Los exteriores también presentan esculturas que sobrevivieron al incendio de Bohuslav Schnirch, en el ático con Apolo y las nueve musas, o de Antonín Wagner, con otros conjuntos escultóricos de Lumír y Záboj.

Teatro Nacional de Praga

Decoración interior del Teatro

Karel Sladkovský, otro de los miembros más destacados de la Asociación para la fundación del Teatro, junto con otros miembros como Miroslav Tyrš, crearían una comisión especial para la concesión de la ornamentación interior, con las bases de la mitología eslava mezclado con el espíritu renacentista.

Así pues, hay obras de escultores como Otakar Španiel o Bohumil Kafka, y cuadros de famosos pintores checos como Mikolaš Aleš o Julius Mařák.
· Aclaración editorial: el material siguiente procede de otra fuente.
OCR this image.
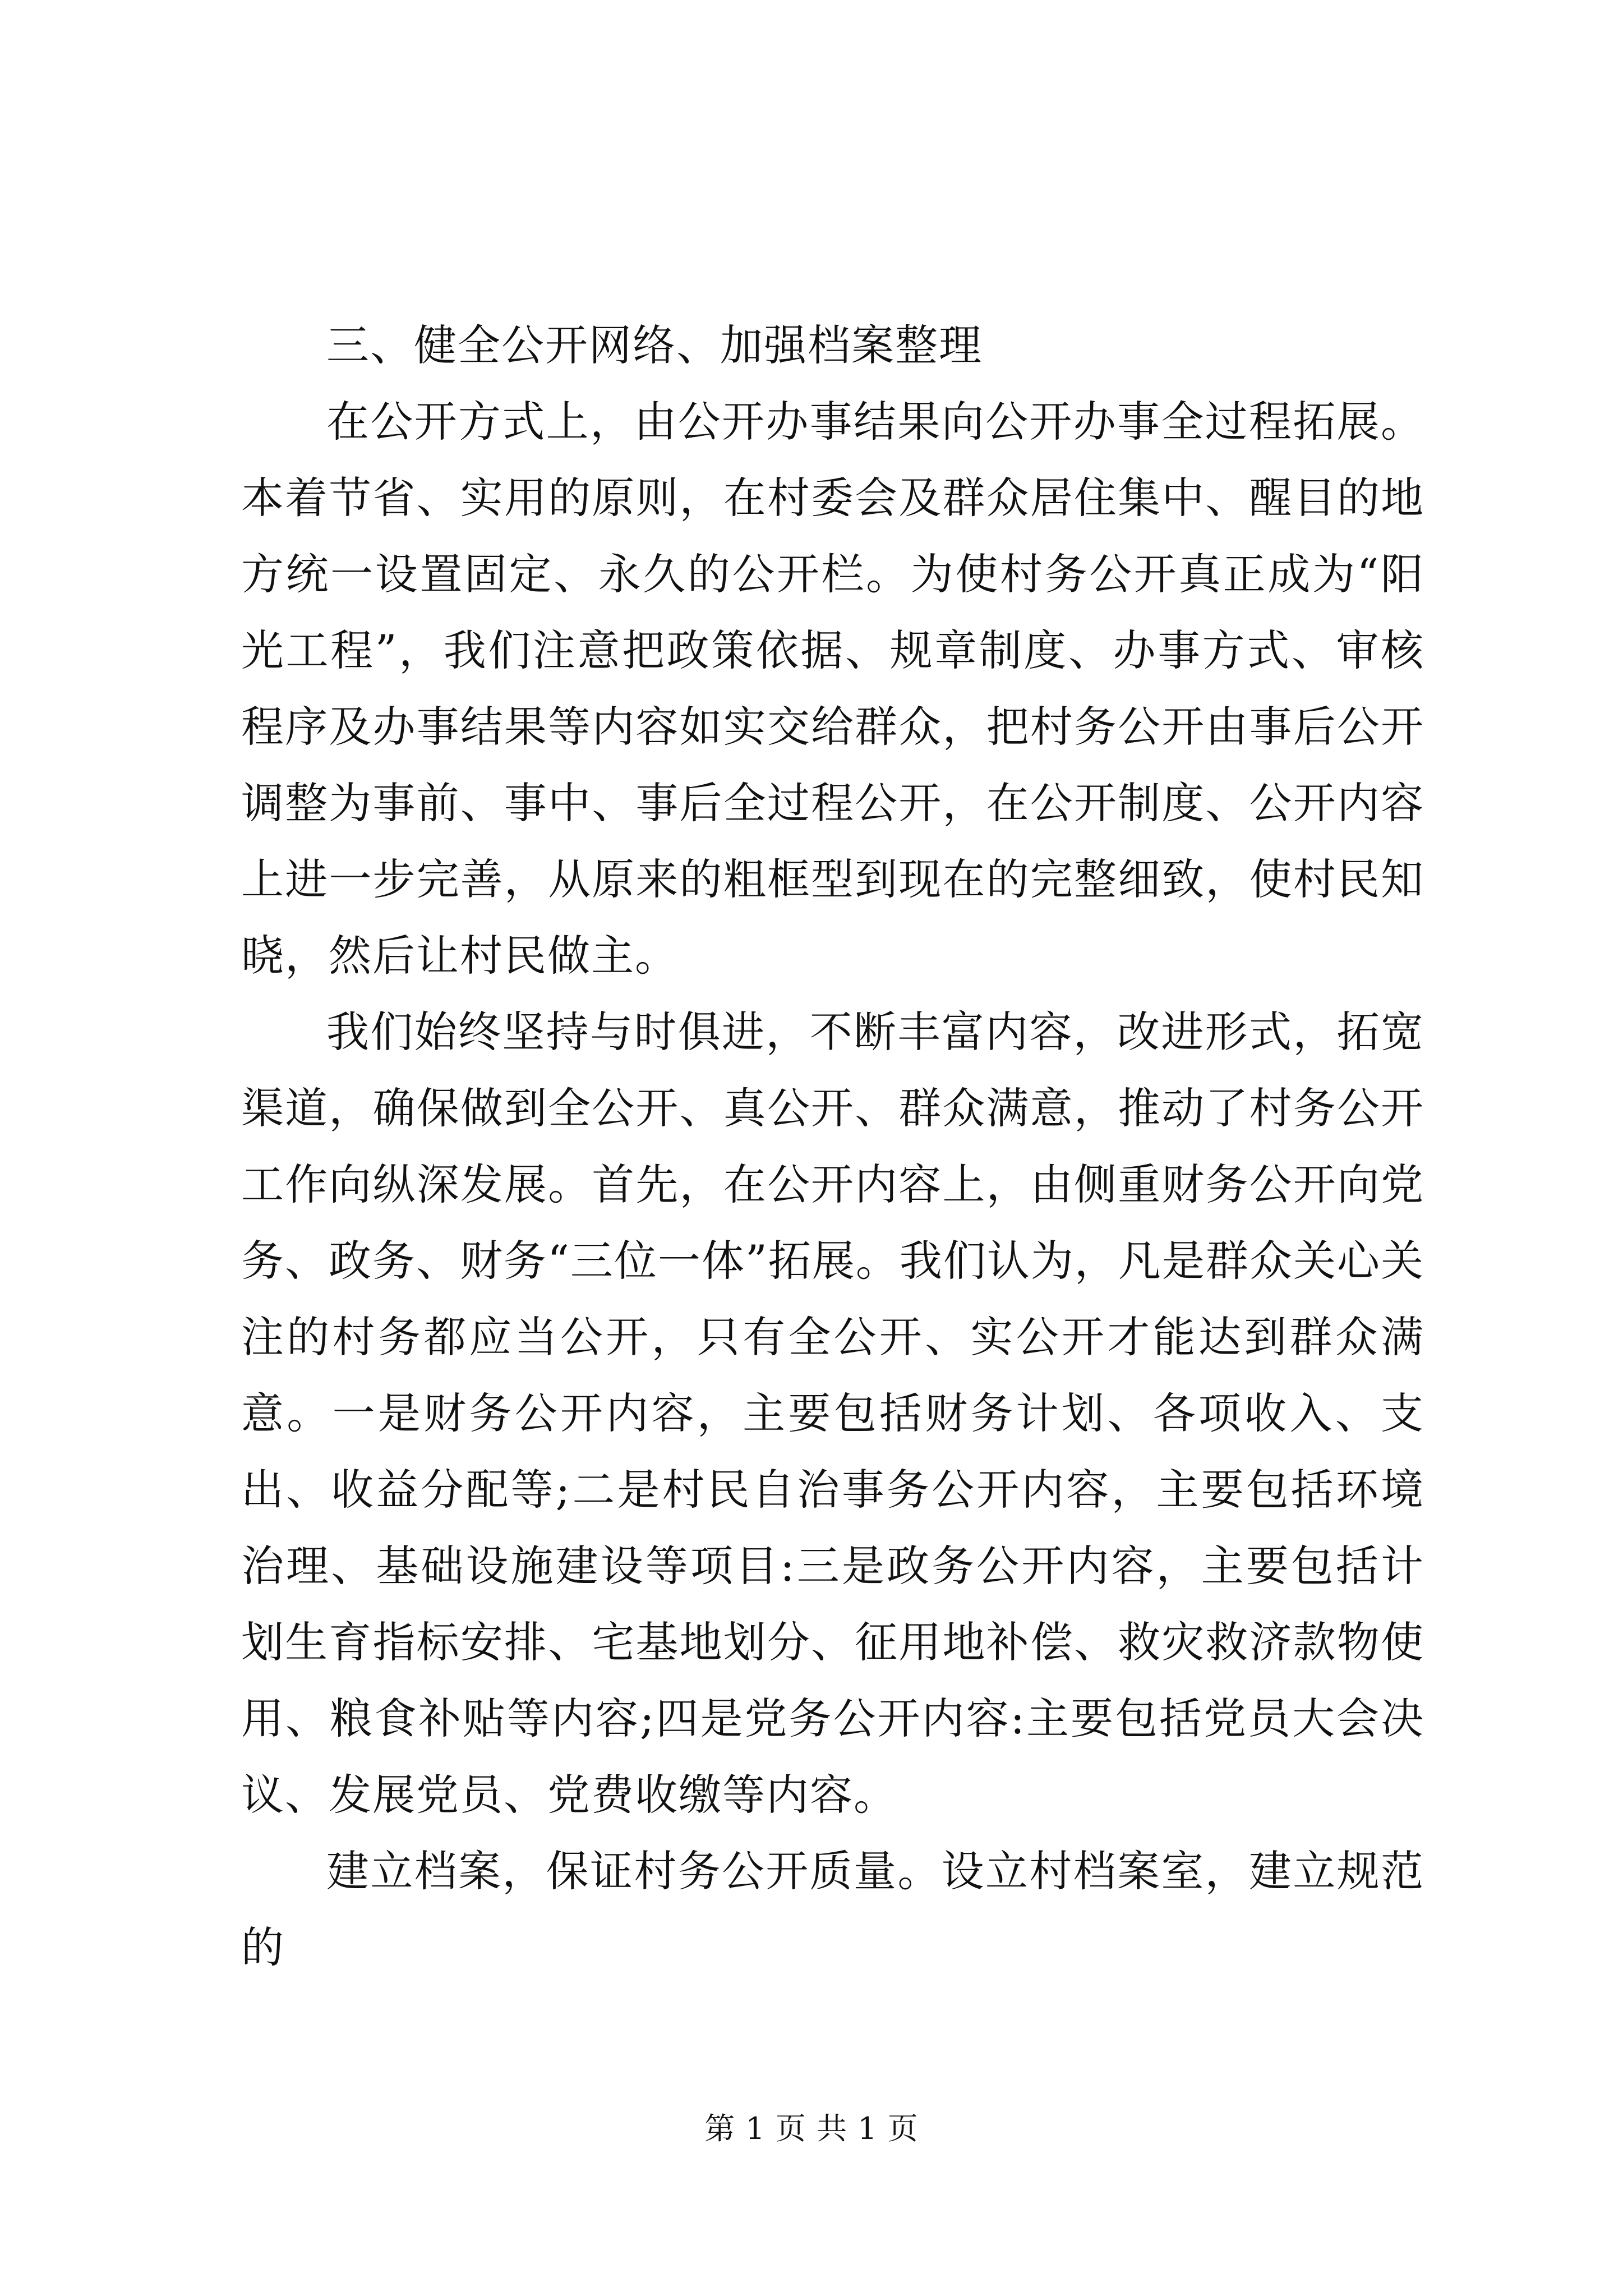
三、健全公开网络、加强档案整理

在公开方式上，由公开办事结果向公开办事全过程拓展。本着节省、实用的原则，在村委会及群众居住集中、醒目的地方统一设置固定、永久的公开栏。为使村务公开真正成为“阳光工程”，我们注意把政策依据、规章制度、办事方式、审核程序及办事结果等内容如实交给群众，把村务公开由事后公开调整为事前、事中、事后全过程公开，在公开制度、公开内容上进一步完善，从原来的粗框型到现在的完整细致，使村民知晓，然后让村民做主。

我们始终坚持与时俱进，不断丰富内容，改进形式，拓宽渠道，确保做到全公开、真公开、群众满意，推动了村务公开工作向纵深发展。首先，在公开内容上，由侧重财务公开向党务、政务、财务“三位一体”拓展。我们认为，凡是群众关心关注的村务都应当公开，只有全公开、实公开才能达到群众满意。一是财务公开内容，主要包括财务计划、各项收入、支出、收益分配等;二是村民自治事务公开内容，主要包括环境治理、基础设施建设等项目:三是政务公开内容，主要包括计划生育指标安排、宅基地划分、征用地补偿、救灾救济款物使用、粮食补贴等内容;四是党务公开内容:主要包括党员大会决议、发展党员、党费收缴等内容。

建立档案，保证村务公开质量。设立村档案室，建立规范的

第 1 页 共 1 页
Todos representando la misma idea, dar a conocer las historias y leyendas checas en una composición impresionante e irrepetible. Para los detalles se usarían hasta 3 Kg de oro repartidos entre la decoración.

Durante el incendio el telón original de František Ženíšek quedó destruido, así que el actual es de Vojtěch Hynais, cuyos estudios en París le aportó un estilo impresionista francés, para representar un templo en construcción, en alegoría al Teatro Nacional, y los 13 escudos de las regiones checas que existían antes de levantar el edificio.

Actuaciones y reformas posteriores

El Teatro funcionó ininterrumpidamente durante casi un siglo. El día 1 de abril de 1977 el teatro cerró sus puertas para realizar una remodelación íntegra e incluirle un moderno edificio de operaciones en el terreno aledaño, con las taquillas principales, obra del arquitecto Zdeněk Vávra.

Se respetaron las zonas históricas, pero se reconstruyeron los interiores del Teatro Provisional y la casa añadida de Josef Schulz. De nuevo se redujo el aforo hasta los 986 asientos de los que dispone actualmente el edificio del Teatro Nacional.

Tras seis años de remodelación, el teatro reabriría de nuevo para la fecha de su centenario. El 18 de noviembre de 1983 de nuevo con Libuše como protagonista, se rindió homenaje a uno de aquellos artistas que había trabajado por construir el Teatro más importante de los checos y para los checos, Bedřich Smetana.

La institución del Teatro Nacional

A día de hoy es un símbolo de la identidad nacional. Con más de 130 años de tradición, es un espacio libre de creación y una parte importantísima de la cultura de la República checa. Colaboran directamente con el Ministerio de Cultura checo.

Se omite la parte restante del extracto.